Card

Overview

This project aims to develop a comprehensive clinical trial outcome prediction model to facilitate better decision-making in drug development and treatment planning. The model incorporates a diverse range of drugs and indications (diseases) and provides a holistic understanding of clinical trial outcomes.

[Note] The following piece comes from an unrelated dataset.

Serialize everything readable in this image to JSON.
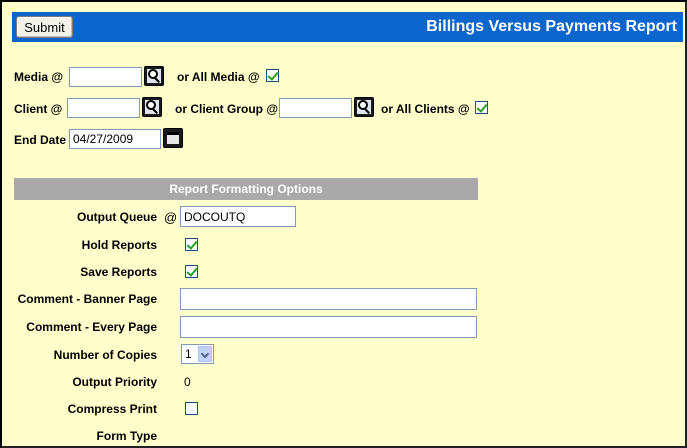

Task 1: Data Collection from ClinicalTrial.gov

In this task, we collected clinical trial records from ClinicalTrial.gov, a primary source containing detailed information about various clinical studies. The data includes NCT IDs, disease names, drugs, trial phases, eligibility criteria, and statistical analysis results. The data was initially in XML format and was converted to CSV for easy processing and analysis.

Importance:

ClinicalTrial.gov provides a comprehensive repository of clinical trial data, essential for model training and analysis.
Gathering a large dataset allows for a diverse range of clinical scenarios and improves the model's ability to generalize.
Task 2: Standardizing Disease Names with ICD-10 Codes
During this task, we extracted disease names from the data and converted them into standardized ICD-10 codes using the ClinicalTable API. ICD-10 codes provide a common language for recording, reporting, and monitoring diseases, enabling efficient data analysis and classification.

Importance:

Standardizing disease names allows us to categorize and group clinical trials based on specific diseases.
ICD-10 codes provide a structured and consistent representation of diseases, facilitating data integration and analysis.
Examples:

Diabetes Mellitus, Type 2 --> ICD-10 Codes: ['E11.65', 'E11.9', 'E11.21', 'E11.36', 'E11.41', 'E11.42', 'E11.44']
Breast Cancer --> ICD-10 Codes: ['C79.81', 'D24.1', 'D24.2', 'D24.9', 'D49.3', 'C44.501', 'D48.60']
Asthma --> ICD-10 Codes: ['J45.998', 'J82.83', 'J45.909', 'J45.991', 'J45.20', 'J45.30', 'J45.40']
Task 3: Drug to SMILES Conversion
In this task, we converted drugs into their molecular structures using Simplified Molecular-Input Line-Entry System (SMILES) representations obtained from the DrugBank database. SMILES provide a concise and standardized format for encoding chemical structures, facilitating data integration and similarity analysis.

Importance:

SMILES representations enable efficient storage, retrieval, and manipulation of molecular structures in computational models.
Calculating drug similarity based on SMILES can help identify potential drug candidates with similar molecular properties.